The second is the thiols. These are sulfur-containing compounds produced during fermentation by the yeasts, from precursors present in the grapes. They’re closely related to compounds that can cause problems in wine, so it was a surprise to find out that three thiols – 4MMP, 3MH and 3MHA – are actually responsible for attractive fruity notes in Sauvignon Blanc. Their typical signature is passionfruit, grapefruit and boxwood, and if you want to get a handle on what they smell like, take a passionfruit, slice it in half and take a good sniff. Thiols aren’t all that stable, and can be lost with ageing. Because they are seen as desirable in Sauvignon Blanc, a lot of work is taking place trying to identify the precursors that the yeasts use to make them from, and then finding out ways of enhancing these precursor levels in the grape by intervention in the vineyard.

The key to successful Sauvignon Blanc is getting a balance between these more tropical fruity aromas and the green herbal notes, and this is what South Africa seems to be doing very effectively. Part of this comes down to growing the grape in the right place, either in cooler regions (such as Constantia, Darling or Elgin) or in cooler spots (such as south-facing vineyard blocks) in otherwise quite warm regions. But it is interesting to note that even among the leading examples of South African Sauvignon there are stylistic differences.
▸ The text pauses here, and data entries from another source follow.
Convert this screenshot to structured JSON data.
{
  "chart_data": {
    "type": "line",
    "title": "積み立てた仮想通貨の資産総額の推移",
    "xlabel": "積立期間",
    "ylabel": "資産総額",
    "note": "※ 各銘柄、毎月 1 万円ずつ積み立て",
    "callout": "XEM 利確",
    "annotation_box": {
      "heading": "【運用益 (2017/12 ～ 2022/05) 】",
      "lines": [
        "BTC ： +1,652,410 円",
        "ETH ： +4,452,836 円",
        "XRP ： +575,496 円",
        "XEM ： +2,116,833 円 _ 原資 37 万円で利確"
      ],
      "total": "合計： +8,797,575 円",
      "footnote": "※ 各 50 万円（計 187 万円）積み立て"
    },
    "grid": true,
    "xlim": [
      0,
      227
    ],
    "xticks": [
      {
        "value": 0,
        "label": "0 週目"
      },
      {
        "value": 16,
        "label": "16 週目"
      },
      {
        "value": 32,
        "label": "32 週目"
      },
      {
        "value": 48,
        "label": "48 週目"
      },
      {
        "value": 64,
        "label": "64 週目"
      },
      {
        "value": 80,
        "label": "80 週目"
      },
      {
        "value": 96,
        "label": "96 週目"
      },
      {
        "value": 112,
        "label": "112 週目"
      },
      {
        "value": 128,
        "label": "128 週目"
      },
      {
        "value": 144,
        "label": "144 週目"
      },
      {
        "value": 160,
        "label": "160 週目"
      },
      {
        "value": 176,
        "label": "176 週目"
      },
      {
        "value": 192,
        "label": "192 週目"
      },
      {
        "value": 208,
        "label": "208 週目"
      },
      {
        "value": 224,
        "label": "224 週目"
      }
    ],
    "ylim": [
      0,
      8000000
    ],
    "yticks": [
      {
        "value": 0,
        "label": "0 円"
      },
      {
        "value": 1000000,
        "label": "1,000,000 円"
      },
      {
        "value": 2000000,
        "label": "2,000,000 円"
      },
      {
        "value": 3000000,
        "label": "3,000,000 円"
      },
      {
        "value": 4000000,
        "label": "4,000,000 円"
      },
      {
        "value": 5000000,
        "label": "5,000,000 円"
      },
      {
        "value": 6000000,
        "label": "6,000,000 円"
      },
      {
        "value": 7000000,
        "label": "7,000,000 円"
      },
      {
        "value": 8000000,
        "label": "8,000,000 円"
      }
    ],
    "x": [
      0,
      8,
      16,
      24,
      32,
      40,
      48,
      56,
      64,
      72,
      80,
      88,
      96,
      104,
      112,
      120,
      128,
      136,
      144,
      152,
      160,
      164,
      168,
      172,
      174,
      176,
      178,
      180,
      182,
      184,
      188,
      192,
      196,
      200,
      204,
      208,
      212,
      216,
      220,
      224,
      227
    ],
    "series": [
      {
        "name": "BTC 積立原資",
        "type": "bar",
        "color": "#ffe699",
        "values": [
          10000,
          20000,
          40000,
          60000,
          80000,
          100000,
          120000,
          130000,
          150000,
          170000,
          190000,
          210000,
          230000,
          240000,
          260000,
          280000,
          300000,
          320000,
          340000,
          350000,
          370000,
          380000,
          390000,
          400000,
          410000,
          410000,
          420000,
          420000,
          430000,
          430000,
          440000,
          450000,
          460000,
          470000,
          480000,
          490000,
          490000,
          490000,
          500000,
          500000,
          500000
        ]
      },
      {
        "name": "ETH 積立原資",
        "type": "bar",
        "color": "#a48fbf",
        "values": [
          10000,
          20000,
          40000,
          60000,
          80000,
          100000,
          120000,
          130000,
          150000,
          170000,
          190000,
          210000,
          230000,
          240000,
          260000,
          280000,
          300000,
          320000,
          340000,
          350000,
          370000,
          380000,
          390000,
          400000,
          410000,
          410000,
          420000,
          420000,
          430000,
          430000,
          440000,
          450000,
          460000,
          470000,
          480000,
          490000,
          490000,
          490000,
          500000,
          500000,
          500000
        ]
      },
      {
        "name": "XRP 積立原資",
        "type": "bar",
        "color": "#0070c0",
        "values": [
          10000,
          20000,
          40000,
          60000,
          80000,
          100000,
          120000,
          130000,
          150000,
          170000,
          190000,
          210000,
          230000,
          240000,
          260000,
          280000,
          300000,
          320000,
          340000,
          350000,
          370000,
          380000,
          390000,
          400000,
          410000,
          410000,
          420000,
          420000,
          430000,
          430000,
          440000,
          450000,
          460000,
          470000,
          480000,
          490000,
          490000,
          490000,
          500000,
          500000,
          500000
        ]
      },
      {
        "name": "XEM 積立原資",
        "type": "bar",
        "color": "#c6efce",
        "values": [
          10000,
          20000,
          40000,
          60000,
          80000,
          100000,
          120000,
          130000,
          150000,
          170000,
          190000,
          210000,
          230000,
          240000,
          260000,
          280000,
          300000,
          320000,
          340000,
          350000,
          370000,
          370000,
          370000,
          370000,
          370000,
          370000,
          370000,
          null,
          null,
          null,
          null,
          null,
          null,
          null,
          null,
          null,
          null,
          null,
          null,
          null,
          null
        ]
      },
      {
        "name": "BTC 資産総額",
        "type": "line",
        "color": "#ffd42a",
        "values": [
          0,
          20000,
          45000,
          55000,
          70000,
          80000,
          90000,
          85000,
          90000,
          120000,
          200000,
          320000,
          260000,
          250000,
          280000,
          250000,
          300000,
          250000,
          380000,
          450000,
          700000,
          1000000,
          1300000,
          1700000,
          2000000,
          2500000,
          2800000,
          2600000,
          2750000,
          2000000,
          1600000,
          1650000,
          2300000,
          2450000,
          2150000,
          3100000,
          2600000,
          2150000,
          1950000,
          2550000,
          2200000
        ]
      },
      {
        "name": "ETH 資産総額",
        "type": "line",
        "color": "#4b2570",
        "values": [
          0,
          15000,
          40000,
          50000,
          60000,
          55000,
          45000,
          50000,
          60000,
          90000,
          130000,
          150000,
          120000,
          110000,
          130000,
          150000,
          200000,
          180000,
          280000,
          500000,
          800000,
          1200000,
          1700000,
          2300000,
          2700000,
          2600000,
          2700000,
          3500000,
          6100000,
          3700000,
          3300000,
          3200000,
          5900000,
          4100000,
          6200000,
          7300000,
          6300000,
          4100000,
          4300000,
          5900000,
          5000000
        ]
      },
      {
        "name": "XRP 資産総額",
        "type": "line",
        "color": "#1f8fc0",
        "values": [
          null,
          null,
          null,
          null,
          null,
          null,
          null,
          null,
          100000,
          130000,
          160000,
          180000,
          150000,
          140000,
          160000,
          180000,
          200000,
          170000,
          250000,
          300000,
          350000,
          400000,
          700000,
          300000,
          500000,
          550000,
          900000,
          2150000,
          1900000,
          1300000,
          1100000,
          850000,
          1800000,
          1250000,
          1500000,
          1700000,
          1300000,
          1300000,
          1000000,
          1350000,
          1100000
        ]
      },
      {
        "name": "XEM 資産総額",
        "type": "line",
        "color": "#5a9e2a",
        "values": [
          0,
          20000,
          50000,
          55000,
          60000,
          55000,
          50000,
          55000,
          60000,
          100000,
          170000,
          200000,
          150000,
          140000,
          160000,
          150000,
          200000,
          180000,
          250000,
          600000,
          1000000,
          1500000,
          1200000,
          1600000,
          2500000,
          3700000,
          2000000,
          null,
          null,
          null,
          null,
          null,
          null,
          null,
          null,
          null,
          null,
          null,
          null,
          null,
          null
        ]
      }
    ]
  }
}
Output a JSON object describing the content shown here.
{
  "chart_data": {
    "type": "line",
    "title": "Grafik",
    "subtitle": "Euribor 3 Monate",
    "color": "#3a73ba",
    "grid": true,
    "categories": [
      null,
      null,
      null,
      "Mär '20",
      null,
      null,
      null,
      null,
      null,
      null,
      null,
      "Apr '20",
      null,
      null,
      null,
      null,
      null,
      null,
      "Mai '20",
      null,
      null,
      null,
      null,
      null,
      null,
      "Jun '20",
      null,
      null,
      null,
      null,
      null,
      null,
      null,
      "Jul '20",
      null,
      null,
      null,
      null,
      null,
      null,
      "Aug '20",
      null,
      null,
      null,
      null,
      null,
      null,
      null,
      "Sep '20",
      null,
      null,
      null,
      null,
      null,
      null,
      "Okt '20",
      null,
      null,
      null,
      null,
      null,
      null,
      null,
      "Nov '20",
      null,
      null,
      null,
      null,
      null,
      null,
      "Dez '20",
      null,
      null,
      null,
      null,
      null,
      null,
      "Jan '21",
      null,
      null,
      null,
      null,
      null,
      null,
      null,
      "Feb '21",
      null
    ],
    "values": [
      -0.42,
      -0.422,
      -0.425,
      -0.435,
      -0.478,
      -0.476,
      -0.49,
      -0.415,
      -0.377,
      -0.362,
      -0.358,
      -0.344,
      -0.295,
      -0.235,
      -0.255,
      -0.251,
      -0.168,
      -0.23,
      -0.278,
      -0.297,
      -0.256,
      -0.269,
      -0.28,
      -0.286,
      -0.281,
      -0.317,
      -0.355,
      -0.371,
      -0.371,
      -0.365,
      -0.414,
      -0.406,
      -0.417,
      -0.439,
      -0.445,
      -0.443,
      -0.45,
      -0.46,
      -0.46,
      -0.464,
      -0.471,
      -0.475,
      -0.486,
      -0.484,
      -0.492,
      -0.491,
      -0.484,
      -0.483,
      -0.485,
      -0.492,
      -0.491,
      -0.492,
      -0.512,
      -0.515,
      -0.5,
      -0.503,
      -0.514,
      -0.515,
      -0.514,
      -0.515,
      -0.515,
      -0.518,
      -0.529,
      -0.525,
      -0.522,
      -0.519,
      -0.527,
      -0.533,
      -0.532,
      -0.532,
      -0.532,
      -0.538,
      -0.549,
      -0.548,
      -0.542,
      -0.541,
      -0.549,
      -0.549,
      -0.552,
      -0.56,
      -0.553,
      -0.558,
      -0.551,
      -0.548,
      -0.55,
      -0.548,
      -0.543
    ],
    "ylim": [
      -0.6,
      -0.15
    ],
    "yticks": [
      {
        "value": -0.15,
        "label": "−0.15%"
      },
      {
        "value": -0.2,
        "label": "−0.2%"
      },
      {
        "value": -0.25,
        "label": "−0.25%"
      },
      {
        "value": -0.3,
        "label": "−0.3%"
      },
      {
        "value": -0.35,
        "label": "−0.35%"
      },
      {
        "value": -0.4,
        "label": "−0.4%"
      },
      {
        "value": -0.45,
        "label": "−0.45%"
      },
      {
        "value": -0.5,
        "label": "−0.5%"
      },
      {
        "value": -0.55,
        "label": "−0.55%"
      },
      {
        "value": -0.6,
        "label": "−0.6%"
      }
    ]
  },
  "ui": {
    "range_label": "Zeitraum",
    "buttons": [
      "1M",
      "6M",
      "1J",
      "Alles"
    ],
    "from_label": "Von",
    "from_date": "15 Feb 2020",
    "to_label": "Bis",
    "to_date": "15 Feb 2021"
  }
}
Perhaps the biggest difference in style relates to the level of greenness, contributed by the methoxypyrazines. Some people just can’t get enough of them, while others can only tolerate them in small quantities. A little grassy, green pepper character is an important element of Sauvignon style, adding freshness and focus to the wine. Sometimes, however, this character can be dominant, resulting in overtly green herbal wines. Still, the high-methoxypyrazine style is very successful with some consumers. An example would be Springfield Estate’s Life From Stone Sauvignon Blanc, which is one of South Africa’s most celebrated Sauvignons. Personally, I find this level of greenness off-putting, but this is very much an individual taste issue. My preference is for wines with less of this character, such as Warwick Estate (Professor Black) or Vergelegen.

While Sauvignon Blanc has proved immensely popular with consumers, there has always been a feeling that it is a non-serious variety. You just don’t find many Sauvignons priced £15 and over, whereas for most other varieties, this sort of price ceiling doesn’t exist. For this reason, it’s exciting to see the work being done by Duncan Savage at Cape Point Vineyards. From this cool, maritime spot Duncan has for some years been making one of South Africa’s top Sauvignons. With some oak and a bit of Semillon in the blend, the Cape Point Isliedh is one of the world’s best expressions of Sauvignon, complex and precise and capable of ageing. This is the sort of wine that could see Sauvignon taken much more seriously by the fine wine community.